The unexpected smell of fruit fermentation can make one’s head turn rather fast.
Especially at some innocent morning pre-breakfast moment!
Doesn’t the expression say “the nose knows”?
I believe the same thing happens in real estate.
You have been looking for that free-standing two-bedroom, two-bathroom house in Northcliff for months but every time you seem to be out of luck as house-after-house is priced right out of your range. Except for this week’s find: not only does it come with your bedroom/bathroom-criteria, but it also has an extra study, library room and pool! And all within your budget! Sorry to burst your bubble, but at this point, your nose should start smelling something odd here.

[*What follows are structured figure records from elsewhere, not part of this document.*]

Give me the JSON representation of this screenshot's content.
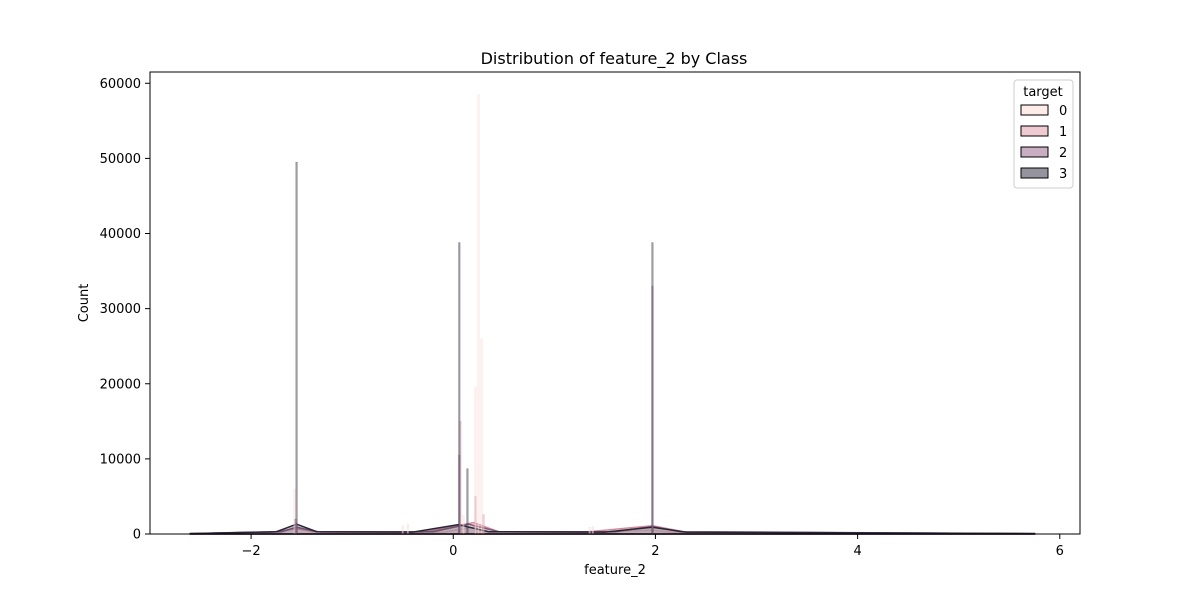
{
  "chart_data": {
    "type": "histogram",
    "title": "Distribution of feature_2 by Class",
    "xlabel": "feature_2",
    "ylabel": "Count",
    "xlim": [
      -3.0,
      6.2
    ],
    "ylim": [
      0,
      61500
    ],
    "xticks": [
      -2,
      0,
      2,
      4,
      6
    ],
    "xtick_labels": [
      "−2",
      "0",
      "2",
      "4",
      "6"
    ],
    "yticks": [
      0,
      10000,
      20000,
      30000,
      40000,
      50000,
      60000
    ],
    "ytick_labels": [
      "0",
      "10000",
      "20000",
      "30000",
      "40000",
      "50000",
      "60000"
    ],
    "legend": {
      "title": "target",
      "position": "top-right",
      "entries": [
        "0",
        "1",
        "2",
        "3"
      ]
    },
    "series": [
      {
        "name": "0",
        "color": "#fce4de",
        "edge": "#ecc8c4",
        "spikes": [
          {
            "x": 0.25,
            "count": 58500
          },
          {
            "x": 0.22,
            "count": 19500
          },
          {
            "x": 0.28,
            "count": 26000
          },
          {
            "x": -1.57,
            "count": 6000
          },
          {
            "x": -0.5,
            "count": 1100
          },
          {
            "x": -0.45,
            "count": 1300
          },
          {
            "x": 1.35,
            "count": 900
          },
          {
            "x": 1.38,
            "count": 1000
          },
          {
            "x": 0.1,
            "count": 2500
          }
        ],
        "kde": [
          [
            -2.6,
            50
          ],
          [
            -1.7,
            300
          ],
          [
            -1.55,
            800
          ],
          [
            -1.4,
            300
          ],
          [
            -0.1,
            250
          ],
          [
            0.25,
            1000
          ],
          [
            0.45,
            300
          ],
          [
            1.2,
            150
          ],
          [
            1.97,
            500
          ],
          [
            2.2,
            150
          ],
          [
            5.75,
            50
          ]
        ]
      },
      {
        "name": "1",
        "color": "#e8b4be",
        "edge": "#d48a9c",
        "spikes": [
          {
            "x": 0.07,
            "count": 15000
          },
          {
            "x": 0.22,
            "count": 5000
          },
          {
            "x": 0.3,
            "count": 2600
          },
          {
            "x": -1.55,
            "count": 1500
          },
          {
            "x": 1.97,
            "count": 1200
          }
        ],
        "kde": [
          [
            -2.6,
            50
          ],
          [
            -1.8,
            250
          ],
          [
            -1.55,
            700
          ],
          [
            -1.3,
            250
          ],
          [
            -0.3,
            250
          ],
          [
            0.2,
            1500
          ],
          [
            0.45,
            300
          ],
          [
            1.3,
            250
          ],
          [
            1.97,
            1100
          ],
          [
            2.3,
            250
          ],
          [
            5.75,
            50
          ]
        ]
      },
      {
        "name": "2",
        "color": "#b28aa5",
        "edge": "#7b5a78",
        "spikes": [
          {
            "x": 1.97,
            "count": 33000
          },
          {
            "x": 0.06,
            "count": 10500
          },
          {
            "x": -1.56,
            "count": 2000
          }
        ],
        "kde": [
          [
            -2.6,
            50
          ],
          [
            -1.7,
            300
          ],
          [
            -1.55,
            900
          ],
          [
            -1.35,
            300
          ],
          [
            -0.2,
            300
          ],
          [
            0.15,
            1300
          ],
          [
            0.45,
            300
          ],
          [
            1.6,
            300
          ],
          [
            1.97,
            1000
          ],
          [
            2.25,
            300
          ],
          [
            5.75,
            50
          ]
        ]
      },
      {
        "name": "3",
        "color": "#3e3a4e",
        "edge": "#2a2536",
        "spikes": [
          {
            "x": -1.55,
            "count": 49500
          },
          {
            "x": 0.06,
            "count": 38800
          },
          {
            "x": 1.97,
            "count": 38800
          },
          {
            "x": 0.14,
            "count": 8700
          }
        ],
        "kde": [
          [
            -2.6,
            50
          ],
          [
            -1.75,
            300
          ],
          [
            -1.55,
            1300
          ],
          [
            -1.35,
            300
          ],
          [
            -0.4,
            250
          ],
          [
            0.05,
            1250
          ],
          [
            0.35,
            300
          ],
          [
            1.5,
            250
          ],
          [
            1.97,
            900
          ],
          [
            2.3,
            250
          ],
          [
            5.75,
            50
          ]
        ]
      }
    ]
  }
}
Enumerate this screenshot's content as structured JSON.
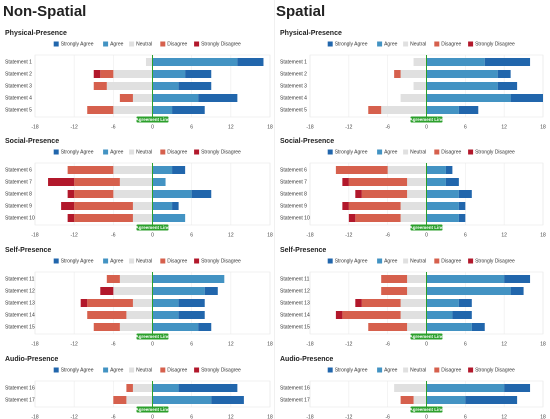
{
  "headings": [
    "Non-Spatial",
    "Spatial"
  ],
  "chart_data": [
    {
      "type": "bar",
      "title": "Physical-Presence",
      "annotation": "Agreement Line",
      "categories": [
        "Statement 1",
        "Statement 2",
        "Statement 3",
        "Statement 4",
        "Statement 5"
      ],
      "series": [
        {
          "name": "Strongly Agree",
          "color": "#2166ac",
          "values": [
            4,
            4,
            5,
            6,
            5
          ]
        },
        {
          "name": "Agree",
          "color": "#4393c3",
          "values": [
            13,
            5,
            4,
            7,
            3
          ]
        },
        {
          "name": "Neutral",
          "color": "#e0e0e0",
          "values": [
            1,
            6,
            7,
            3,
            6
          ]
        },
        {
          "name": "Disagree",
          "color": "#d6604d",
          "values": [
            0,
            2,
            2,
            2,
            4
          ]
        },
        {
          "name": "Strongly Disagree",
          "color": "#b2182b",
          "values": [
            0,
            1,
            0,
            0,
            0
          ]
        }
      ],
      "xlim": [
        -18,
        18
      ],
      "xticks": [
        -18,
        -12,
        -6,
        0,
        6,
        12,
        18
      ],
      "grid": true
    },
    {
      "type": "bar",
      "title": "Social-Presence",
      "annotation": "Agreement Line",
      "categories": [
        "Statement 6",
        "Statement 7",
        "Statement 8",
        "Statement 9",
        "Statement 10"
      ],
      "series": [
        {
          "name": "Strongly Agree",
          "color": "#2166ac",
          "values": [
            2,
            0,
            3,
            1,
            0
          ]
        },
        {
          "name": "Agree",
          "color": "#4393c3",
          "values": [
            3,
            2,
            6,
            3,
            5
          ]
        },
        {
          "name": "Neutral",
          "color": "#e0e0e0",
          "values": [
            6,
            5,
            6,
            3,
            3
          ]
        },
        {
          "name": "Disagree",
          "color": "#d6604d",
          "values": [
            7,
            7,
            6,
            9,
            9
          ]
        },
        {
          "name": "Strongly Disagree",
          "color": "#b2182b",
          "values": [
            0,
            4,
            1,
            2,
            1
          ]
        }
      ],
      "xlim": [
        -18,
        18
      ],
      "xticks": [
        -18,
        -12,
        -6,
        0,
        6,
        12,
        18
      ],
      "grid": true
    },
    {
      "type": "bar",
      "title": "Self-Presence",
      "annotation": "Agreement Line",
      "categories": [
        "Statement 11",
        "Statement 12",
        "Statement 13",
        "Statement 14",
        "Statement 15"
      ],
      "series": [
        {
          "name": "Strongly Agree",
          "color": "#2166ac",
          "values": [
            0,
            2,
            4,
            4,
            2
          ]
        },
        {
          "name": "Agree",
          "color": "#4393c3",
          "values": [
            11,
            8,
            4,
            4,
            7
          ]
        },
        {
          "name": "Neutral",
          "color": "#e0e0e0",
          "values": [
            5,
            6,
            3,
            4,
            5
          ]
        },
        {
          "name": "Disagree",
          "color": "#d6604d",
          "values": [
            2,
            0,
            7,
            6,
            4
          ]
        },
        {
          "name": "Strongly Disagree",
          "color": "#b2182b",
          "values": [
            0,
            2,
            1,
            0,
            0
          ]
        }
      ],
      "xlim": [
        -18,
        18
      ],
      "xticks": [
        -18,
        -12,
        -6,
        0,
        6,
        12,
        18
      ],
      "grid": true
    },
    {
      "type": "bar",
      "title": "Audio-Presence",
      "annotation": "Agreement Line",
      "categories": [
        "Statement 16",
        "Statement 17"
      ],
      "series": [
        {
          "name": "Strongly Agree",
          "color": "#2166ac",
          "values": [
            9,
            5
          ]
        },
        {
          "name": "Agree",
          "color": "#4393c3",
          "values": [
            4,
            9
          ]
        },
        {
          "name": "Neutral",
          "color": "#e0e0e0",
          "values": [
            3,
            4
          ]
        },
        {
          "name": "Disagree",
          "color": "#d6604d",
          "values": [
            1,
            2
          ]
        },
        {
          "name": "Strongly Disagree",
          "color": "#b2182b",
          "values": [
            0,
            0
          ]
        }
      ],
      "xlim": [
        -18,
        18
      ],
      "xticks": [
        -18,
        -12,
        -6,
        0,
        6,
        12,
        18
      ],
      "grid": true
    },
    {
      "type": "bar",
      "title": "Physical-Presence",
      "annotation": "Agreement Line",
      "categories": [
        "Statement 1",
        "Statement 2",
        "Statement 3",
        "Statement 4",
        "Statement 5"
      ],
      "series": [
        {
          "name": "Strongly Agree",
          "color": "#2166ac",
          "values": [
            7,
            2,
            3,
            5,
            3
          ]
        },
        {
          "name": "Agree",
          "color": "#4393c3",
          "values": [
            9,
            11,
            11,
            13,
            5
          ]
        },
        {
          "name": "Neutral",
          "color": "#e0e0e0",
          "values": [
            2,
            4,
            2,
            4,
            7
          ]
        },
        {
          "name": "Disagree",
          "color": "#d6604d",
          "values": [
            0,
            1,
            0,
            0,
            2
          ]
        },
        {
          "name": "Strongly Disagree",
          "color": "#b2182b",
          "values": [
            0,
            0,
            0,
            0,
            0
          ]
        }
      ],
      "xlim": [
        -18,
        18
      ],
      "xticks": [
        -18,
        -12,
        -6,
        0,
        6,
        12,
        18
      ],
      "grid": true
    },
    {
      "type": "bar",
      "title": "Social-Presence",
      "annotation": "Agreement Line",
      "categories": [
        "Statement 6",
        "Statement 7",
        "Statement 8",
        "Statement 9",
        "Statement 10"
      ],
      "series": [
        {
          "name": "Strongly Agree",
          "color": "#2166ac",
          "values": [
            1,
            2,
            2,
            1,
            1
          ]
        },
        {
          "name": "Agree",
          "color": "#4393c3",
          "values": [
            3,
            3,
            5,
            5,
            5
          ]
        },
        {
          "name": "Neutral",
          "color": "#e0e0e0",
          "values": [
            6,
            3,
            3,
            4,
            4
          ]
        },
        {
          "name": "Disagree",
          "color": "#d6604d",
          "values": [
            8,
            9,
            7,
            8,
            7
          ]
        },
        {
          "name": "Strongly Disagree",
          "color": "#b2182b",
          "values": [
            0,
            1,
            1,
            1,
            1
          ]
        }
      ],
      "xlim": [
        -18,
        18
      ],
      "xticks": [
        -18,
        -12,
        -6,
        0,
        6,
        12,
        18
      ],
      "grid": true
    },
    {
      "type": "bar",
      "title": "Self-Presence",
      "annotation": "Agreement Line",
      "categories": [
        "Statement 11",
        "Statement 12",
        "Statement 13",
        "Statement 14",
        "Statement 15"
      ],
      "series": [
        {
          "name": "Strongly Agree",
          "color": "#2166ac",
          "values": [
            4,
            2,
            2,
            3,
            2
          ]
        },
        {
          "name": "Agree",
          "color": "#4393c3",
          "values": [
            12,
            13,
            5,
            4,
            7
          ]
        },
        {
          "name": "Neutral",
          "color": "#e0e0e0",
          "values": [
            3,
            3,
            4,
            4,
            3
          ]
        },
        {
          "name": "Disagree",
          "color": "#d6604d",
          "values": [
            4,
            4,
            6,
            9,
            6
          ]
        },
        {
          "name": "Strongly Disagree",
          "color": "#b2182b",
          "values": [
            0,
            0,
            1,
            1,
            0
          ]
        }
      ],
      "xlim": [
        -18,
        18
      ],
      "xticks": [
        -18,
        -12,
        -6,
        0,
        6,
        12,
        18
      ],
      "grid": true
    },
    {
      "type": "bar",
      "title": "Audio-Presence",
      "annotation": "Agreement Line",
      "categories": [
        "Statement 16",
        "Statement 17"
      ],
      "series": [
        {
          "name": "Strongly Agree",
          "color": "#2166ac",
          "values": [
            4,
            8
          ]
        },
        {
          "name": "Agree",
          "color": "#4393c3",
          "values": [
            12,
            6
          ]
        },
        {
          "name": "Neutral",
          "color": "#e0e0e0",
          "values": [
            5,
            2
          ]
        },
        {
          "name": "Disagree",
          "color": "#d6604d",
          "values": [
            0,
            2
          ]
        },
        {
          "name": "Strongly Disagree",
          "color": "#b2182b",
          "values": [
            0,
            0
          ]
        }
      ],
      "xlim": [
        -18,
        18
      ],
      "xticks": [
        -18,
        -12,
        -6,
        0,
        6,
        12,
        18
      ],
      "grid": true
    }
  ]
}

You have been submitting your applications with a handful of financial institutions to get financing so you can buy that new house. All of them weren’t too impressed with your $1,000 monthly income, in combination with an open-standing debt on your car of $12,000 and some other undisclosed unpaid credit card saldo of five figures. All of a sudden, there now is some second-ranking finance provider who approaches you and says they will have no problem getting you your money. Truly, I wish it could be the case, but there is something suspicious going on with this proposed deal!

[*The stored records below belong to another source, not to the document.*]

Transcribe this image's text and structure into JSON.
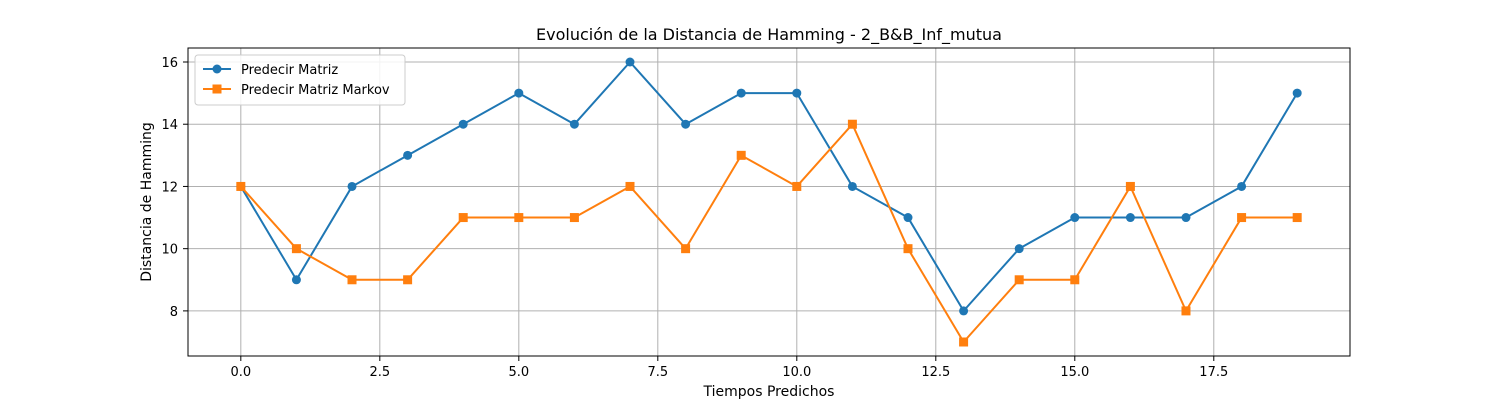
{
  "chart_data": {
    "type": "line",
    "title": "Evolución de la Distancia de Hamming - 2_B&B_Inf_mutua",
    "xlabel": "Tiempos Predichos",
    "ylabel": "Distancia de Hamming",
    "xlim": [
      -0.95,
      19.95
    ],
    "ylim": [
      6.55,
      16.45
    ],
    "xticks": [
      0.0,
      2.5,
      5.0,
      7.5,
      10.0,
      12.5,
      15.0,
      17.5
    ],
    "xtick_labels": [
      "0.0",
      "2.5",
      "5.0",
      "7.5",
      "10.0",
      "12.5",
      "15.0",
      "17.5"
    ],
    "yticks": [
      8,
      10,
      12,
      14,
      16
    ],
    "ytick_labels": [
      "8",
      "10",
      "12",
      "14",
      "16"
    ],
    "grid": true,
    "legend_position": "top-left",
    "x": [
      0,
      1,
      2,
      3,
      4,
      5,
      6,
      7,
      8,
      9,
      10,
      11,
      12,
      13,
      14,
      15,
      16,
      17,
      18,
      19
    ],
    "series": [
      {
        "name": "Predecir Matriz",
        "color": "#1f77b4",
        "marker": "circle",
        "values": [
          12,
          9,
          12,
          13,
          14,
          15,
          14,
          16,
          14,
          15,
          15,
          12,
          11,
          8,
          10,
          11,
          11,
          11,
          12,
          15
        ]
      },
      {
        "name": "Predecir Matriz Markov",
        "color": "#ff7f0e",
        "marker": "square",
        "values": [
          12,
          10,
          9,
          9,
          11,
          11,
          11,
          12,
          10,
          13,
          12,
          14,
          10,
          7,
          9,
          9,
          12,
          8,
          11,
          11
        ]
      }
    ]
  }
}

Obviously, I have been exaggerating here in order to get my point across. We are all equipped with a decent common sense and a sense of smell. Why don’t we take advantage of these skills to prevent ourselves from getting into worse situations?
“Bad credit? No job? No money? No problem!” does sound like a familiar headline only a few years back. How many people still believe they can actually achieve their (financial) dreams by continuing to spend?
In our latter example, those people ought to take a deep look at their outgoing bills and start putting their house in order (pardon the pun) before thinking of starting yet another spending spree. In our former example, these people are perhaps qualified to buy something but have been scared by the media reports on how tough financial institutions have become in extending home loans. Maybe they ought to see what amounts they would pre-qualify for and not give up before they have actually tried!
Either way, take your time to become more financially stable or analyse your situation before plunging into the next financial adventure. Luckily, real estate markets in South Africa are forecasted to remain quite flatlined for the coming year, so there’s no reason to rush into it!
If a (real estate) deal is too good to be true, rely on your nose. It knows.